The impact of open government: Assessing the evidence
This report reviews the empirical and theoretical literature examining the international impact of open government, and offers recommendations for policymakers and an agenda for further research on the subject. In Section I, we define the scope of our analysis, explaining what we mean by the question, “does open government work?” Here, and throughout the report, we employ a broad definition of open government, focusing on three governance processes that allow the perspectives, needs, and rights of citizens—including the most marginalized—to be addressed. They are (1) initiatives to increase transparency; (2) interventions intended to expand public engagement and participation; and (3) efforts to improve responsiveness and accountability. By whether open government “works” or is “effective,” we mean interventions that the evidence shows cause critical improvement in people’s lives (e.g. by improving health care, reducing corruption, increasing voting rates, and so on).
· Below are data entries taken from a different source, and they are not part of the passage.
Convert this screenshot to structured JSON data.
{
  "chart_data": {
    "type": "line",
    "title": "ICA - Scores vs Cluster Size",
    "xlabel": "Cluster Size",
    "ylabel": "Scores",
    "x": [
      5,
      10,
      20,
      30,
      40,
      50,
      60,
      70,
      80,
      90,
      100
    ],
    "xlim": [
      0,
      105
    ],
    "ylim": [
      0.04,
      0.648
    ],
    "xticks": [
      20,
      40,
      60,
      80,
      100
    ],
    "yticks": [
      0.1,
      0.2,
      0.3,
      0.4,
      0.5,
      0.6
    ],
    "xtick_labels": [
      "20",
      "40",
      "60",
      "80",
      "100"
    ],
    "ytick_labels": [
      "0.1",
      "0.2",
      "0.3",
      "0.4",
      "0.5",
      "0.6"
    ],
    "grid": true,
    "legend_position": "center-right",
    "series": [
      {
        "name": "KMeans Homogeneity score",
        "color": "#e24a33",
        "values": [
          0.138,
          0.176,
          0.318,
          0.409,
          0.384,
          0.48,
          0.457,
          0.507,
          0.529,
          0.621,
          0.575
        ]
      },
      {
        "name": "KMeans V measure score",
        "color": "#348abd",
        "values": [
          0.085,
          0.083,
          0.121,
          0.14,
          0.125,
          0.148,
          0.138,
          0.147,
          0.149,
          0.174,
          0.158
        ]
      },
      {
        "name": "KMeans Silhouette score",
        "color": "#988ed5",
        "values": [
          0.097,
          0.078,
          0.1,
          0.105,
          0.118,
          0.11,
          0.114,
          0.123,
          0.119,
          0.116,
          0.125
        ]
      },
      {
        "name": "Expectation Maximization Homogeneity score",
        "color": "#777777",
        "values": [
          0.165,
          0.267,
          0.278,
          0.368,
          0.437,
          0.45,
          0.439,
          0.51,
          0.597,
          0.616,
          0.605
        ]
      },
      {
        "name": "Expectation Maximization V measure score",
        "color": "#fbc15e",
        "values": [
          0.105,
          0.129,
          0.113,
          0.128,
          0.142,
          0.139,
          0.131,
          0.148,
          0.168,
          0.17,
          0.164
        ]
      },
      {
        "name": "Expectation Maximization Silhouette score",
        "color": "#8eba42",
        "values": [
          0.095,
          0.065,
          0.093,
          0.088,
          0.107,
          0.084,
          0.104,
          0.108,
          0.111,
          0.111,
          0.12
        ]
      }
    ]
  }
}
From an analysis of hundreds of reports, articles, and peer-reviewed academic studies discussing the effectiveness of particular programs, we derive in Section II six features of open government programs that give these reforms the highest likelihood of success. These points can be expressed as a series of questions that we argue proponents of such programs should pose.
1. Have the proponents identified the specific principals (e.g. segments of the public, civil society, media, and other stakeholders) intended to benefit?
2. Is the information revealed by the initiative important to the principals?
3. Is the information accessible and publicized to the principals?
4. Can the principals respond meaningfully as individuals?
5. Are governmental agents supportive of the reform effort?
6. Can the principals coordinate to change their governmental agents’ incentives?